In the low-volume syringes, the likelihood of finding infectious HCV declined rapidly, with no viable virus recovered after one day of storage at 37ºC or three days at 22ºC (72ºF). At 4ºC, viable virus could be detected in two-thirds of syringes after one day of storage, about 25% after three days, and about 5% after seven days.

But in high-volume syringes, infectious HCV could still be recovered from nearly all syringes stored at 4ºC for seven days, from about half of those stored for 35 days, and from about 10% even after 63 days.
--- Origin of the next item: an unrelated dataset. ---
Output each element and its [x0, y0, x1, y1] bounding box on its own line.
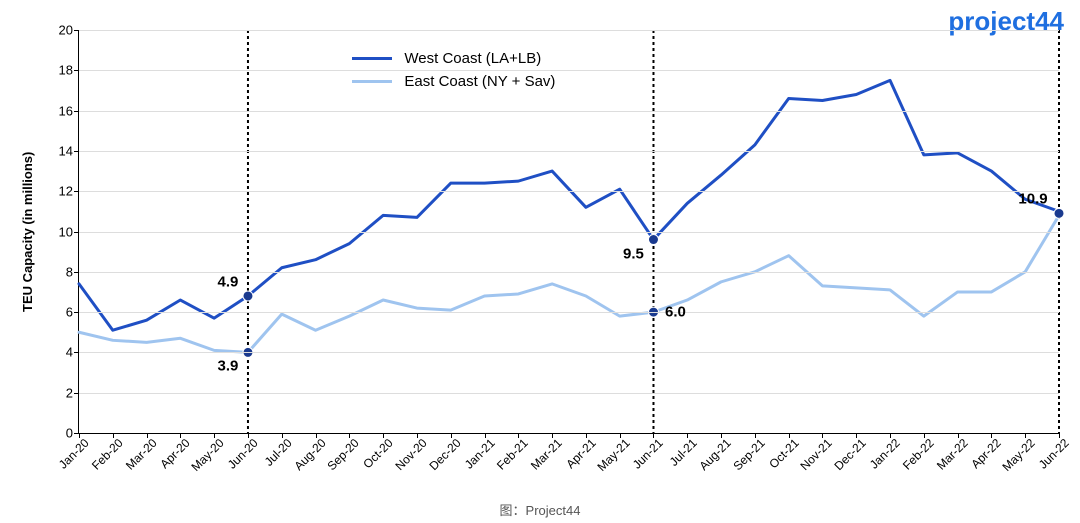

At higher temperatures of 22ºC or 37ºC, viable HCV could still be recovered from a small percentage of syringes after two months.

The longer survival of HCV in syringes helps explain why HCV transmission occurs ten times more often than HIV transmission from accidental needle sticks, and why harm reduction measures such as needle exchange have reduced HIV incidence more than new HCV incidence.

At an accompanying press conference Paintsil said that while it might be advisable for needle exchange programs to offer smaller insulin syringes, some individuals (for example, transgender people who inject hormones) want larger syringes, and the most important thing is to provide enough so that people never have to share.

Understanding how long HCV can survive outside the body can inform practices to reduce the risk of viral transmission. According to Krawczynski and colleagues, “The potential for HCV to survive in the environment re-emphasizes the importance of cleaning and disinfection procedures, safe therapeutic injection practices, and harm reduction counseling and services for injection drug users.”